UNFI has stated Shoppers would likely be split up among multiple buyers, given its sites in the competitive mid-Atlantic region. Meanwhile, UNFI is holding out for a single buyer for its Cub banner and plans to get a distribution agreement, as well. The market share leader in the Twin Cities market, Cub has come under increasing pressure in recent years, making it unclear who exactly would acquire the chain. Hy-Vee, a growing presence in the region, has said it isn't interested.
Despite there being an unclear path to acquisition, Spinner said UNFI believes strongly in the value of Cub stores.
"We're not going to give them away," he said.
Cash raised from retail sales will flow toward UNFI's efforts to pay down its debt accrued in the $2.9 billion deal — including $1.6 billion worth of Supervalu debt.

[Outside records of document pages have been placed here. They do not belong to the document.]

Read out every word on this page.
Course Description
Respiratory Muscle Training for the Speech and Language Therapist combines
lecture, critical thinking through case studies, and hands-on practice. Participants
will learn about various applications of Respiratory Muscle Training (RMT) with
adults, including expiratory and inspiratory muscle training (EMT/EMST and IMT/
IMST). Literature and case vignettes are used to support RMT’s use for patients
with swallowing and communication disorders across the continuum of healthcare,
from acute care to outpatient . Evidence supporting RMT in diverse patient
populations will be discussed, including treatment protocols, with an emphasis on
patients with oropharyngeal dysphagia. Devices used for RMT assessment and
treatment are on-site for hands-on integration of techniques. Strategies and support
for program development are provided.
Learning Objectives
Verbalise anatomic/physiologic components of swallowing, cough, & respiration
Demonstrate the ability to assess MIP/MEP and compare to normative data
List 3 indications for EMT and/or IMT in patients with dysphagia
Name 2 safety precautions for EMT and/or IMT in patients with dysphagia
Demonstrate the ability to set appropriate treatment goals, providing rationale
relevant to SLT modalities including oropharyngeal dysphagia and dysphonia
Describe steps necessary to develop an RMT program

In addition, the company plans to sell off surplus property and other assets totaling between $100 million and $150 million. By 2022, UNFI aims to reduce its debt-to-EBITDA ratio from 5.1x to 2.9x.
UNFI officials said the year ahead will be difficult, but expressed optimism for the newly formed company. A new logo and slogan — "Better Food. Better Future" — reflect this intention to enter a new chapter. What comes next, they said, is execution.
"We know it's not easy and we know we're going to make mistakes, but this is what we do," said Griffin. “We do distribution.”